The good times are well and truly over at Etihad. Once boasting one of the best economy cabins in the world, financial pressures are forcing the Abu Dhabi airline to cut costs. The latest victims of cost saving measures are economy cabin snacks and drinks.
While meals remain free, Etihad passengers in the economy cabin are now being charged for snacks and certain drinks requested outside the scheduled meal service. This applies to both short- and long-haul routes.
It is the latest in a series of cutbacks at an airline once well known for its extravagance. Business class passengers have been bearing the brunt of cuts to inflight service, but now the pain is being shared with the main cabin too.
Congratulations, your meal has been ‘enhanced’
Etihad has revamped and “enhanced” their economy meal service. On flights over three hours, the entree and salad are no more. To make up for this, the main course meal will be slightly larger. Dessert will continue to be served after the meal on longer flights.
There continues to be an alcoholic and non alcoholic drinks service with meals. But Etihad likes to style itself as a premium full service carrier, and if you are facing a 12 hour plus flight with them it’s likely you might want a snack or a cup of coffee outside the meal service. Charging passengers for basics like this is more easyJet style than premium airline service.
Sweet and Salty
Etihad’s pay-as-you-go snack service is called Sweet and Salty. It’s a standard airline assortment of snack bars, instant noodles and microwaved light meals such as a USD$7 lasagne. Drinks include such items as Saile & Sabga gourmet hot chocolate and Piper by the glass.
Standard tea, coffee, soft drinks and alcoholic beverages remain free throughout the flight.
The Sweet and Salty menu does not include water or alcohol. These appear to remain complimentary outside meal times.
Some airlines make a virtue of rock bottom fares with lots of paid extras. Etihad has always sold itself as a premium airline but socking economy passengers for a cup of tea and a slice of cake is not standard premium carrier behaviour.
Etihad also charges its economy passengers for seat selection.
The challenges facing Etihad have been well covered here at Simple Flying. The airline is only 16 years old and, for most of its short life, it has had bold expansionary plans. Backed by the Government of Abu Dhabi, the airline has aggressively expanded to destinations and airports around the globe.
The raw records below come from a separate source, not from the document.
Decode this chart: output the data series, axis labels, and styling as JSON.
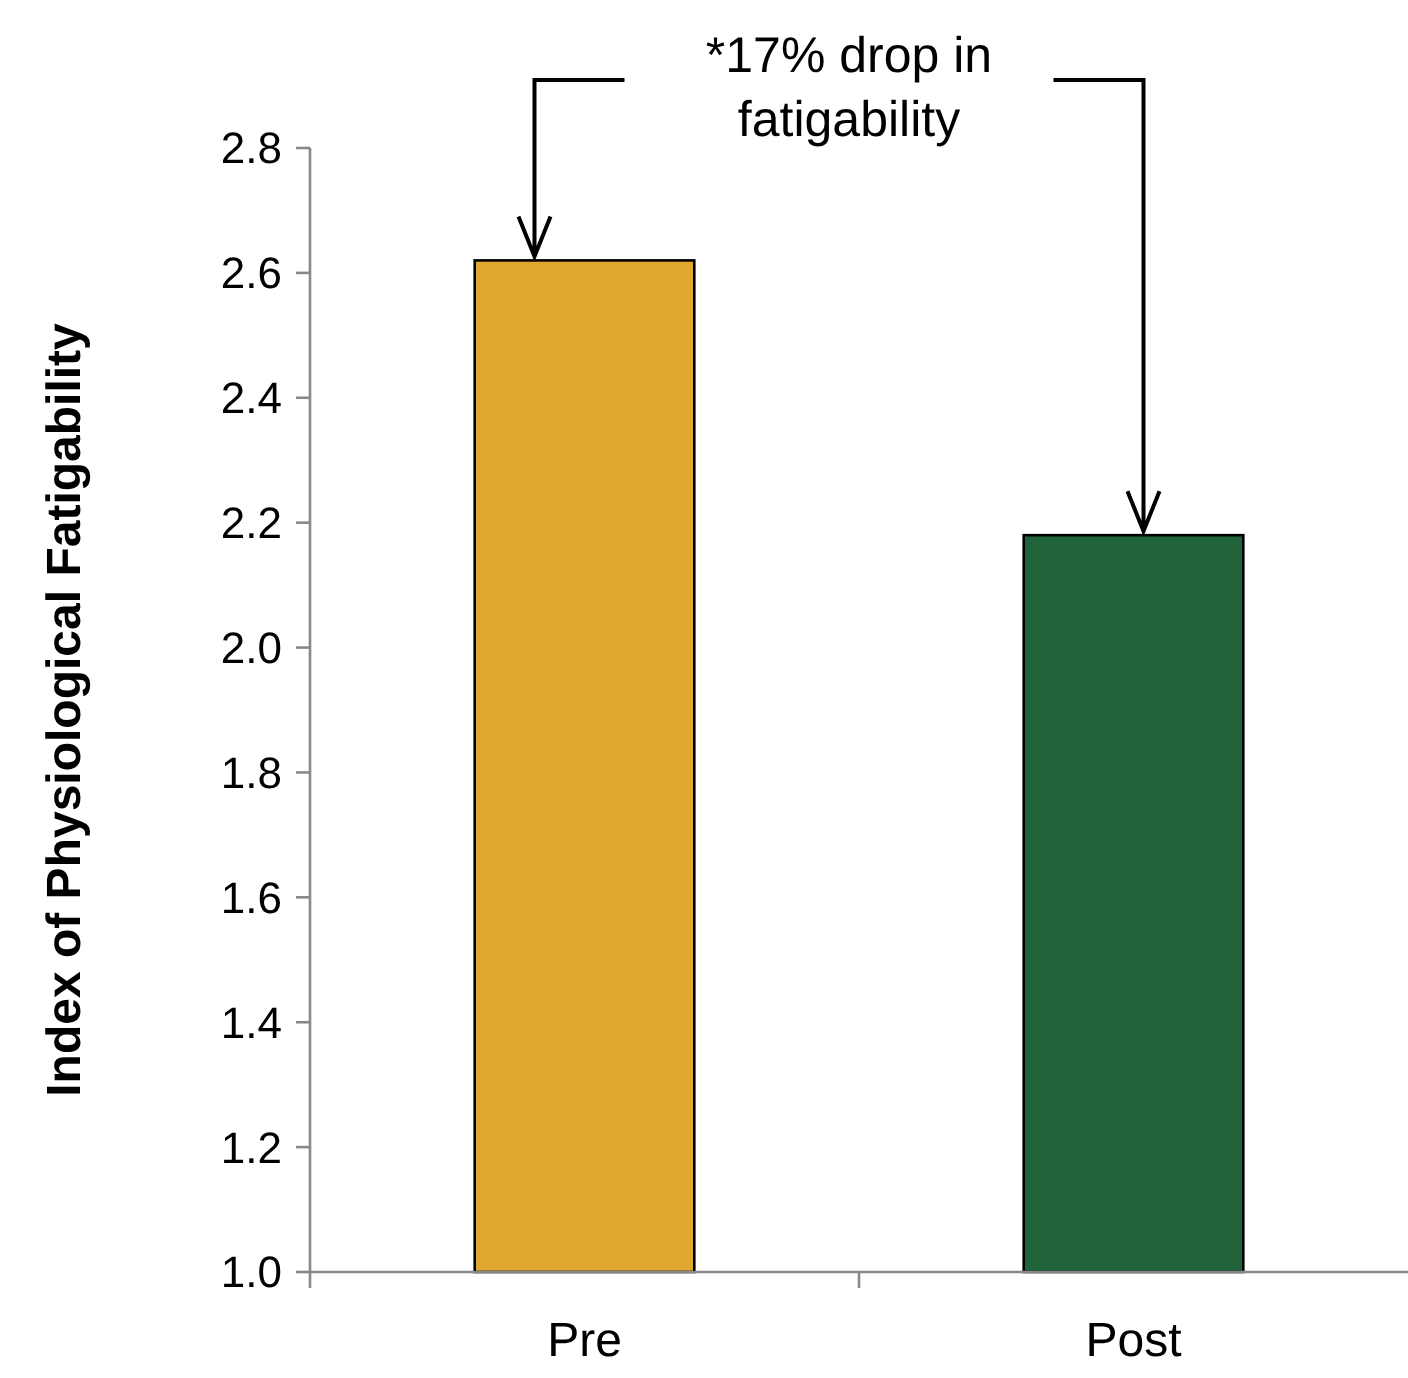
{
  "chart_data": {
    "type": "bar",
    "ylabel": "Index of Physiological Fatigability",
    "categories": [
      "Pre",
      "Post"
    ],
    "values": [
      2.62,
      2.18
    ],
    "colors": [
      "#e0a82e",
      "#20633a"
    ],
    "ylim": [
      1.0,
      2.8
    ],
    "yticks": [
      {
        "value": 1.0,
        "label": "1.0"
      },
      {
        "value": 1.2,
        "label": "1.2"
      },
      {
        "value": 1.4,
        "label": "1.4"
      },
      {
        "value": 1.6,
        "label": "1.6"
      },
      {
        "value": 1.8,
        "label": "1.8"
      },
      {
        "value": 2.0,
        "label": "2.0"
      },
      {
        "value": 2.2,
        "label": "2.2"
      },
      {
        "value": 2.4,
        "label": "2.4"
      },
      {
        "value": 2.6,
        "label": "2.6"
      },
      {
        "value": 2.8,
        "label": "2.8"
      }
    ],
    "annotations": [
      "*17% drop in fatigability"
    ],
    "grid": false
  }
}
Etihad was known for its lavish premium cabins and flooding markets with excess capacity. But, in the face of strong competition, high operating costs, unfriendly governments in key markets and some poorly conceived investments in Europe, many experts believe Etihad has never made money.
There was a series of ill fated investments in airlines like Alitalia, Jet Airways and Air Berlin. These were based on a strategy of buying into failing airlines, turning them around and using them to feed traffic into the Etihad network. It didn’t work.
Right now, Etihad cannot match the capacity of its near neighbour rival Emirates, and it cannot match the in-cabin product of Qatar. Etihad is clearly stuck between a rock and a hard place.
Charging passengers for a muffin isn’t new in the aviation business and it’s a bit of a first world problem. But the market has always distinguished between LCCs that charge and full service carriers that don’t. Etihad needs to decide which market it wants to be positioned in.
Etihad appears to be taking a middle road, charging passengers for some things and not for others. The problem is that it’s sending mixed messages.
Etihad still charges premium carrier fares. If I have to choose between Etihad, which is going to be mean with snacks, charge me a fee to choose my seat and quibble about my bags, or an airline like Singapore or Qatar which will look after me all the way to Europe with one all-inclusive fare, I know which carrier I would choose.